流石に気を失っていても首を絞められいれば顔を歪めて苦しそうにする。
そんな中操作は心の中で別の声を聞く。

◆◆◆◆◆◆

『お前では彼女を守りきれないか?』

『お前は誰だ?』

『そうだな...考え方としては兄になるのか?』

『僕に兄なんていない。』

『あぁ、実質的な兄はいない。 なら俺はお前のオリジナルと言うのが正しいか?』

『オリジナル....どういうことだ。』

『池野操作というのは...俺が能力で作ったもう一つの人格に過ぎないってことだ。』

操作の頭は混乱する。
いきなり囁きだした声に自分は作り物の人格だと宣言されたのだから無理もないだろう。

『まぁ固まるのも普通だ。 俺が一方的にお前の記憶を共有しているだけだからな。』

『何故多重人格にする必要があったんだ。』

『..........そうだな。 すべては彼女のためだ。 箱部鈴菜という女性を守るには俺の手は余りにも汚れ過ぎた。
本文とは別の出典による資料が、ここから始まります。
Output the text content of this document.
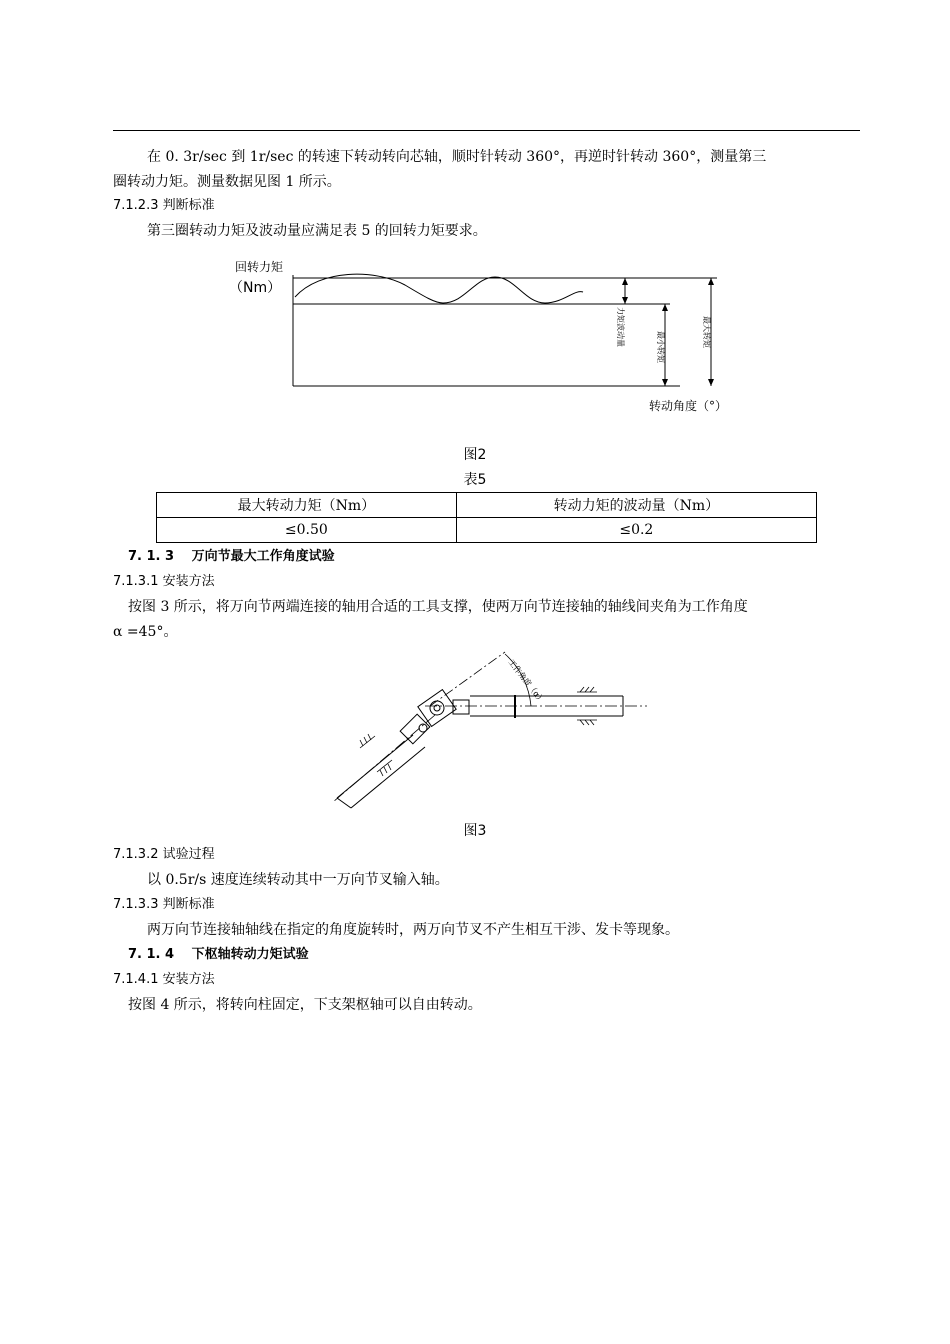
在 0. 3r/sec 到 1r/sec 的转速下转动转向芯轴，顺时针转动 360°，再逆时针转动 360°，测量第三
圈转动力矩。测量数据见图 1 所示。
7.1.2.3 判断标准
第三圈转动力矩及波动量应满足表 5 的回转力矩要求。
回转力矩
（Nm）
力矩波动量	最小转矩	最大转矩
转动角度（°）
图2
表5
最大转动力矩（Nm）	转动力矩的波动量（Nm）
≤0.50	≤0.2
7. 1. 3　 万向节最大工作角度试验
7.1.3.1 安装方法
按图 3 所示，将万向节两端连接的轴用合适的工具支撑，使两万向节连接轴的轴线间夹角为工作角度
α =45°。
工作角度（α）
图3
7.1.3.2 试验过程
以 0.5r/s 速度连续转动其中一万向节叉输入轴。
7.1.3.3 判断标准
两万向节连接轴轴线在指定的角度旋转时，两万向节叉不产生相互干涉、发卡等现象。
7. 1. 4　 下枢轴转动力矩试验
7.1.4.1 安装方法
按图 4 所示，将转向柱固定，下支架枢轴可以自由转动。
』

『だから仮の人格を欲した?』

『あぁ、暗殺時代に培った身体能力を一部制限し、記憶のみを受け継いで作った。 また同じ過ちを繰り返させないための保険としてだ。 案の定お前は今日まで人を殺めることなく彼女に寄り添ってきた。』

『でも僕には今の状況を打破できる手がない。 僕は彼女を守りきれずに終わってしまうのか?』

『......そうさせないために俺は俺自身の人格をこの体に残しておいたんだ。 だからここは俺がやる。 任せろ、兄貴(仮)として彼女は守ってみせる。』

◆◆◆◆◆◆

「ハハハッ....あぁ?」

男は不意に足に違和感を覚える。
そして足を見ると、膝から下がなかった。

「..........っ何!!」

男はバランスを崩し鈴菜を放す。
操作は鈴菜を優しく受け止め、その場を離れた。

「なっ....何だってんだこの傷は!!」

痛みすら感じることはなかった。
まるで初めから片足が無かったかのように今も痛みを感じることはない。
男が操作の方に目をやると操作は鈴花ではないもう一本の小刀を抜いていた。
その小刀は過去に多くの血を吸ったことによりその刀身はなまくらを思わせるほどに黒かった。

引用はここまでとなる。